Two arms can not be lifted up and become drooping shoulders

Introduction

Introduction Face-shoulder- muscular dystrophy: both men and women, adolescent onset, first facial muscle weakness, often asymmetry, can not show teeth, lips. Closed eyes and frowns, orbicularis can have pseudohypertrophy, As a result, the lips are thick and the lips are formed, and some of the shoulders and ankles are first affected, so that the arms cannot be lifted up and the upper arm muscles are atrophied, but the forearms and hand muscles are not invaded. The course of the disease is extremely slow and often frustrated or relieved.

Cause

Cause

(1) Causes of the disease

The disease is an autosomal dominant genetic disease, and there are also sporadic cases.

(two) pathogenesis

Wi Jmenga et al first confirmed that the FSHD gene is located on chromosome 4, and further studies have shown that it is located at 4q35. In 1992, the study found that the fragment after digestion with EcoR1 was detectable with a specific probe (p13E-11). Go to a DNA fragment that is shorter than the normal population. This short segment is less than 35 kb in length, while the normal population is 300 kb in length. 85% to 95% of patients with clinical diagnosis of FSHD (whether familial or sporadic) have confirmed the presence of short fragments. Many studies have shown that the greater the loss of the 4q35 region (the smaller the short segment formed), the more severe the clinical manifestations. In general, sporadic patients tend to develop earlier and have shorter episodes than familial patients. Although the relationship between the short 4q35 fragment and FSHD has been clarified, the precise gene mapping or the genes affected by this defect are not clear, and the exact relationship between the deletion and the disease is still unknown. One hypothesis is that the absence of heterochromatin leads to abnormal chromosome structure, which in turn changes the expression and function of genes in adjacent regions. Some FSHD patients have recombination in the vicinity of the missing site, supporting the above hypothesis. Therefore, the current research has turned to the establishment of genes on chromosome 4 and adjacent FSHD regions and their characteristics. In addition, some family patients with FSHD have nothing to do with chromosome 4, indicating that they are genetically heterogeneous.

Examine

an examination

Related inspection

Electromyography muscle tension test

The main laboratory indicators are as follows:

Serum CK

Serum CK is elevated in approximately 75% of patients, but is often moderately elevated.

2. Muscle biopsy

Muscle biopsy is critical for patients with suspected FSHD, especially those with inaccurate family history. Often showing varying degrees of change, including differences in fiber diameter, angular fibers appear, typically characterized by central nuclear fibers, necrotic fibers, regenerated fibers and hypertrophic fibers, mononuclear inflammatory cell infiltration, marked fat infiltration, and connective tissue proliferation.

3. Genetic diagnosis

Genetic testing is a useful diagnostic tool. The gene of FSHD is located at 4q35, and the 4q35 gene deletion has high sensitivity and specificity. It can be diagnosed by detecting 4q35 short fragments of suspicious patients. Especially those who have sporadic patients or patients with atypical clinical manifestations.

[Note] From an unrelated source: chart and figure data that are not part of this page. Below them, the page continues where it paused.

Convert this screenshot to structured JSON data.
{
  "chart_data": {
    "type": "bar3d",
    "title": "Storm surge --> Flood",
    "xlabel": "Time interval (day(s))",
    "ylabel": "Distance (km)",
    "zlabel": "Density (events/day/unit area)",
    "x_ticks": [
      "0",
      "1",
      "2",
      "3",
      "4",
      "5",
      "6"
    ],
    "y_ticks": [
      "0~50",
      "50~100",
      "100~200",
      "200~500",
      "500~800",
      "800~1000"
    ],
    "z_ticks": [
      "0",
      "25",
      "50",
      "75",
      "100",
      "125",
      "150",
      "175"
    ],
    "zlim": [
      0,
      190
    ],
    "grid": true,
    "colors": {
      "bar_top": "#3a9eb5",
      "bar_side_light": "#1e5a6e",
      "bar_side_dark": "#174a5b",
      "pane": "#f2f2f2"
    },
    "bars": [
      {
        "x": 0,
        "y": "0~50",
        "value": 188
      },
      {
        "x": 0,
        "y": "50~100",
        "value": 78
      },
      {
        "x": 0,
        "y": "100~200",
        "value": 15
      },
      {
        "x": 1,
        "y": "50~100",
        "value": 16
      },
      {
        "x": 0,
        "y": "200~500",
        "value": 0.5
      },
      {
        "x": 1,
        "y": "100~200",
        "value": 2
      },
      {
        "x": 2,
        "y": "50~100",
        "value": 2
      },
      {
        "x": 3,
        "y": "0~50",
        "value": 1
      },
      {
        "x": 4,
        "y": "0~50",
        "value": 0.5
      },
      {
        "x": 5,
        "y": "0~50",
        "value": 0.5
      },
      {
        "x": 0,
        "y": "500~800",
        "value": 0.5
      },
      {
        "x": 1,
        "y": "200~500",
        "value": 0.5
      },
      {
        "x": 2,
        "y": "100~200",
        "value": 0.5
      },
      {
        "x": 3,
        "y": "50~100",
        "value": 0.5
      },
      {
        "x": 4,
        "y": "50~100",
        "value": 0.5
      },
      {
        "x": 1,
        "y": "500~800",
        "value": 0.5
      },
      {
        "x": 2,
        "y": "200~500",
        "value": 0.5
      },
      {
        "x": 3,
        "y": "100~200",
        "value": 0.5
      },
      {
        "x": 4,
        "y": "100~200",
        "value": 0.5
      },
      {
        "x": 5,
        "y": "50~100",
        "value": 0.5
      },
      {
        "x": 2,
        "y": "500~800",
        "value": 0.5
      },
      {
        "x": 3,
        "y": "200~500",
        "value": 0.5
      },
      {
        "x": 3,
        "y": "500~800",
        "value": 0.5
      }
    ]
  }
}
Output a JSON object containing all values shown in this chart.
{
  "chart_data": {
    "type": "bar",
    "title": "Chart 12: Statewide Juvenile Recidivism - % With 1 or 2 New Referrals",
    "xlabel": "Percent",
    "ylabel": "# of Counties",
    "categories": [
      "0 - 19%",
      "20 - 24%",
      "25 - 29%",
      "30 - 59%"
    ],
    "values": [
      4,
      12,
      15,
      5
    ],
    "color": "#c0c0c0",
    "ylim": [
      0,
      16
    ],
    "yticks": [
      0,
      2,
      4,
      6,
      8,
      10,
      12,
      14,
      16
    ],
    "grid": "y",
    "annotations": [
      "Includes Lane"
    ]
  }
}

Electrocardiogram and electromyography should be performed. Electromyography examination showed that most of the patients with clinically affected muscles showed obvious multi-phase low-amplitude short-term action unit potential. ECG and EMG should be done.

Diagnosis

Differential diagnosis

False fat large: X-linked recessive inheritance, is the most common type, according to clinical manifestations, can be divided into Duchenne type and Becker.

1. Duchenne type malnutrition (DMD): also known as severe pseudo-fat large-scale malnutrition, almost only seen in boys, if the mother is a gene carrier, 50% of male offspring, usually starting from 2-8 years old, The initial sense of walking benzene sputum, easy to fall, can not run and board the building, standing scalp, abdomen out, two feet open, walking slowly swinging, showing a special "duck step" gait, when walking from the back is very difficult, You must first roll over and prone, then climb your knees with both hands and gradually support the standing up (Gower sign). Can also be seen in the proximal muscles of the limbs, quadriceps and arm muscles.

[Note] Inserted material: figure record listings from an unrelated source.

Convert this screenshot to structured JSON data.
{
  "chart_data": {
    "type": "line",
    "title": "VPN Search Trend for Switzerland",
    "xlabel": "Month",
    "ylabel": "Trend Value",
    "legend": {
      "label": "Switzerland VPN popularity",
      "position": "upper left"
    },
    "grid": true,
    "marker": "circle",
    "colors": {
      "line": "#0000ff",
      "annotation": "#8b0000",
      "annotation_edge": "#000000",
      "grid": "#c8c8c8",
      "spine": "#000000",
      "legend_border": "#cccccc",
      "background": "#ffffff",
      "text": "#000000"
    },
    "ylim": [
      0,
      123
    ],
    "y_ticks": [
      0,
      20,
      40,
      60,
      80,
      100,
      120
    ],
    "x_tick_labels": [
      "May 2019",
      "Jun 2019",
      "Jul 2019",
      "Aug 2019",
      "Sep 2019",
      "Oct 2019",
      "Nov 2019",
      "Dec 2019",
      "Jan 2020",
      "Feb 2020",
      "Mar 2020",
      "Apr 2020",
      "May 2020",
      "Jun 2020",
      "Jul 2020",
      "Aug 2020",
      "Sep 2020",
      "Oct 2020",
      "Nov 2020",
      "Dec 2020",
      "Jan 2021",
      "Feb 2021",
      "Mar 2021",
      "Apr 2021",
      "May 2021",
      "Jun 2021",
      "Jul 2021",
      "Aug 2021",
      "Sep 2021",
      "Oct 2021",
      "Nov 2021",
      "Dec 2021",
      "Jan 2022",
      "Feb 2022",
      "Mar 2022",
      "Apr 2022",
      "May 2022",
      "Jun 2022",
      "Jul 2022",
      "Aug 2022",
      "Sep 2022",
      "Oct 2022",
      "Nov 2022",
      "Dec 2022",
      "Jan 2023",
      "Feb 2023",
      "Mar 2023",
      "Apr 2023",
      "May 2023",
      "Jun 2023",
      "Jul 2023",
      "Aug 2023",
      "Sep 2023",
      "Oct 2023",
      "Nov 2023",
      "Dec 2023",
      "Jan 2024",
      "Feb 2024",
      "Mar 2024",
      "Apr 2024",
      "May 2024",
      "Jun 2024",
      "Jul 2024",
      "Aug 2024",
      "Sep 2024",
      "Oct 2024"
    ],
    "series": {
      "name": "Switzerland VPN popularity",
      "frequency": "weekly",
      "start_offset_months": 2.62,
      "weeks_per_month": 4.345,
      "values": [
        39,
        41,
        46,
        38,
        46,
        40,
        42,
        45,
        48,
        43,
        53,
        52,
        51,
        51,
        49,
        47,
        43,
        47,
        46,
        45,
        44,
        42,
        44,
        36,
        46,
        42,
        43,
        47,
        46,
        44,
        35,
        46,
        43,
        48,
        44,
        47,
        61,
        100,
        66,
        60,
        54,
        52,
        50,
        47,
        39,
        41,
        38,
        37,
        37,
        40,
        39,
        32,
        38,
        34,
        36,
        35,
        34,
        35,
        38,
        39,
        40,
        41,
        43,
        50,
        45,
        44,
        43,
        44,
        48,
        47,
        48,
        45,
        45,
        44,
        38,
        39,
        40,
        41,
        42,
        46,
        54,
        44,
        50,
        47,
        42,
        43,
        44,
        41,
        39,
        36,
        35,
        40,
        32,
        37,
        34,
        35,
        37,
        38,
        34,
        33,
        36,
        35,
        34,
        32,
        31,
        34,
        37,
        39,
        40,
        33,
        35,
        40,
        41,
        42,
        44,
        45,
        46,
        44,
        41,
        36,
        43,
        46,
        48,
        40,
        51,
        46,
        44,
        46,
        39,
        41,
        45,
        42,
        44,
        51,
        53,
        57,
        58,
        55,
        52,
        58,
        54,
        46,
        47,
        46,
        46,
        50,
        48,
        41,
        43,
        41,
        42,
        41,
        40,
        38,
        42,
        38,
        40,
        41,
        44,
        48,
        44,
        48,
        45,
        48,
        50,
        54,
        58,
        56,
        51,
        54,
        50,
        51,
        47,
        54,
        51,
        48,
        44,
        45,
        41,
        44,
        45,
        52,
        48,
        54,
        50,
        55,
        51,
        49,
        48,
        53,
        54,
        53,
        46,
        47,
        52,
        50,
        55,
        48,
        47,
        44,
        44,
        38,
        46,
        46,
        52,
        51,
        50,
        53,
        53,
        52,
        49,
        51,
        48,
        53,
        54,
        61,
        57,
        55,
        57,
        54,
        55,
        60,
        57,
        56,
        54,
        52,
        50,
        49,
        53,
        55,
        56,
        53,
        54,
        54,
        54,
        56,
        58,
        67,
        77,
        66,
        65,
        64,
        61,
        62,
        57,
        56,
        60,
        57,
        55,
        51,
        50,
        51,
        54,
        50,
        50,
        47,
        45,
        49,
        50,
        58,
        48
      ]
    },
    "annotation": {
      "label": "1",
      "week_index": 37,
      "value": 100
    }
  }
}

2, Becker type (BMD): also known as benign pseudo-hypertrophic muscular dystrophy, often onset after 10 years of age, the first symptom is pelvic and femoral muscle weakness, slow progress, long course, 25 years after symptoms appear Or 25 years or more can not walk, most of them do not occur in the 30-40 years old, the prognosis is better.

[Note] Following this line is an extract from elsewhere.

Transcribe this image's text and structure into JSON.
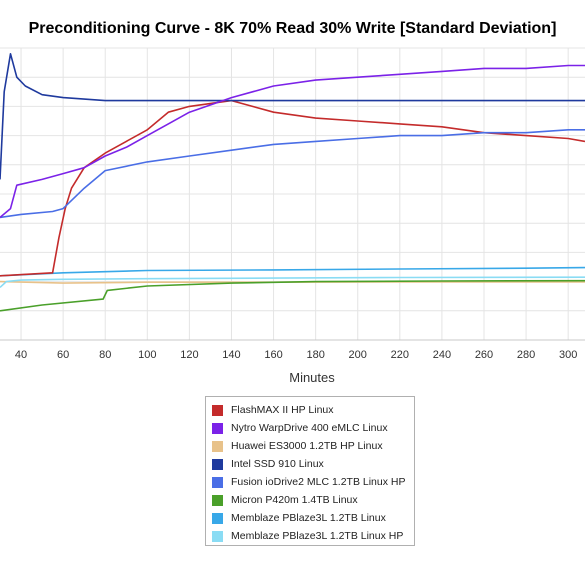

Limb-type muscular dystrophy: both sexes, onset in children or youth, first affect the pelvic belt muscles and psoas muscle, walking difficulties, can not climb the stairs, gait swing, often fall, and some only affect the stock four The head muscles. The course of the disease is extremely slow.

Other types: quadriceps type, distal type, progressive extraocular muscle paralysis type, eye muscle-pharyngeal muscle type, etc., are rare.